Aït Menguellet régale

Partager

Deux heures de concert seulement avec Aït Menguellet, de 22h à minuit, en cette soirée de samedi dernier, à la maison de la culture Rachid Mimouni.

Mais ce fut, comme prévu, un moment de pur bonheur. Un temps passé comme l’éclair sur l’esplanade de cette structure, qui ne pouvait, hélas, contenir la foule de personnes des deux sexes, ayant afflué vers cet endroit juste après la rupture du jeûne. Portant sa flûte à ses lèvres, le virtuose Djaffar entama comme à l’accoutumée le gala en exécutant des morceaux musicaux de Lounis, son père, avant de céder la place à celui-ci. L’artiste monta sur scène et salua l’assistance qui l’accueillit avec des youyous et des applaudissements.

Très ému, Aït Menguellet commencera avec sa chanson sur les montagnes de la Kabylie « Thamourthiw dhi zourar ghef idhourar ». C’est l’expression de l’amour, de l’attachement profond à cette terre natale, «akal ianediskrene», dira-t-il. Le poète entonnera ensuite un hymne sur les jeunes de l’Algérie, louant leur vivacité et leur bon sens, surtout en période de crise. Puis, Lounis ne put, ce soir-là non plus, éluder le thème de l’amour. L’artiste gratifiera l’assistance de sa chanson ‘’ourighas thabrat neslam our sbirghara, taa wadhagh dhi tekhmam our ksanara’’. Jeunes et moins jeunes reprenaient les couplets de cette chanson en chœur.

Après l’avoir transportée jusqu’aux monts de la Kabylie, Aït Menguellet emporta l’assistance, comme dans une machine à remonter le temps, vers le début des années soixante-dix, lorsque Thayri, ce sentiment qui ravage les cœurs, ou les revivifie, s’exprimait par lettres, exigeant une introduction, un développement, puis une conclusion.

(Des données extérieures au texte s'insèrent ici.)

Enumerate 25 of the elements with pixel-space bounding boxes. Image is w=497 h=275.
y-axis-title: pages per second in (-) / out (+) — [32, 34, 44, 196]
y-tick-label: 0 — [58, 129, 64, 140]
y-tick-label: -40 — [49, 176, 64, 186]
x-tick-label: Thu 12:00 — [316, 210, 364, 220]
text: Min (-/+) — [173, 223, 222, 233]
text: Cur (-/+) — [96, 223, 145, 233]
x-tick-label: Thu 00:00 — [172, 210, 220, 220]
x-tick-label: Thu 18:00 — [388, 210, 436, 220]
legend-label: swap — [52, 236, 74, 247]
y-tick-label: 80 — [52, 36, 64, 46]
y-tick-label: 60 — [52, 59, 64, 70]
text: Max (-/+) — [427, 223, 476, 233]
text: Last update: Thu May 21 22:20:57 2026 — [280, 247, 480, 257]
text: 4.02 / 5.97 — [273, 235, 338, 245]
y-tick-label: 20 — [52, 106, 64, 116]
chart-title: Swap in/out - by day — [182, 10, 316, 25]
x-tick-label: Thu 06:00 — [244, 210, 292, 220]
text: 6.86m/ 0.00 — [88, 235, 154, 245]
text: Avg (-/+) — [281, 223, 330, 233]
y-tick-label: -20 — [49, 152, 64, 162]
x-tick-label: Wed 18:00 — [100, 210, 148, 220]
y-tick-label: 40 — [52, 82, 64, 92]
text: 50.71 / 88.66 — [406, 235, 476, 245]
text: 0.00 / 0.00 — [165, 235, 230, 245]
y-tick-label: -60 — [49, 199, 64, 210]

«Voulez-vous encore quelques-unes de mes anciennes chansons ?», demanda le sage aux présents. Et ces derniers de lui répondre à l’unanimité par l’affirmative. Ce furent alors de mémorables morceaux intitulés « sabra aouliw », puis « Misligh iw taxi », relatant avec tristesse, mais dignité le mariage forcé de la femme aimée, et ensuite « Achou mi chfigh », résumant quant à lui son expérience personnelle. Redoublant d’ardeur, face à ces jeunes femmes et jeunes hommes qui se déhanchaient, dans tous les coins de cette esplanade, il leur chanta « af JSK », « awthad afous an rouh », avant de céder la place momentanément à son fils Djaffar. De retour sur scène, après un quart d’heure, il interprétera l’inoubliable chanson « Atess atess, mazel lhall », qui prenait en dérision, au début des années quatre-vingts, le régime opposé alors à la liberté d’expression dans un pays livré aux multiples invasions culturelles provenant du moyen orient. Malgré l’amour qu’on lui vouera éternellement, l’Algérie poussait, alors, ses nombreux enfants à émigrer sous d’autres cieux. L’artiste terminera son tour de chant de cette époustouflante soirée, avec ‘’Ketchini rouh nek adekimagh, rouh dhi lamane outsedoughara’’.

En l’absence du wali, Aït Menguellet sera honoré par le directeur de la culture qui l’a habillé d’un burnous blanc et lui a offert une attestation de reconnaissance ainsi qu’un portrait de l’ex-Rocher -noir. Puis, toute l’assistance s’est levée pour rendre hommage à l’artiste qui l’a subjuguée.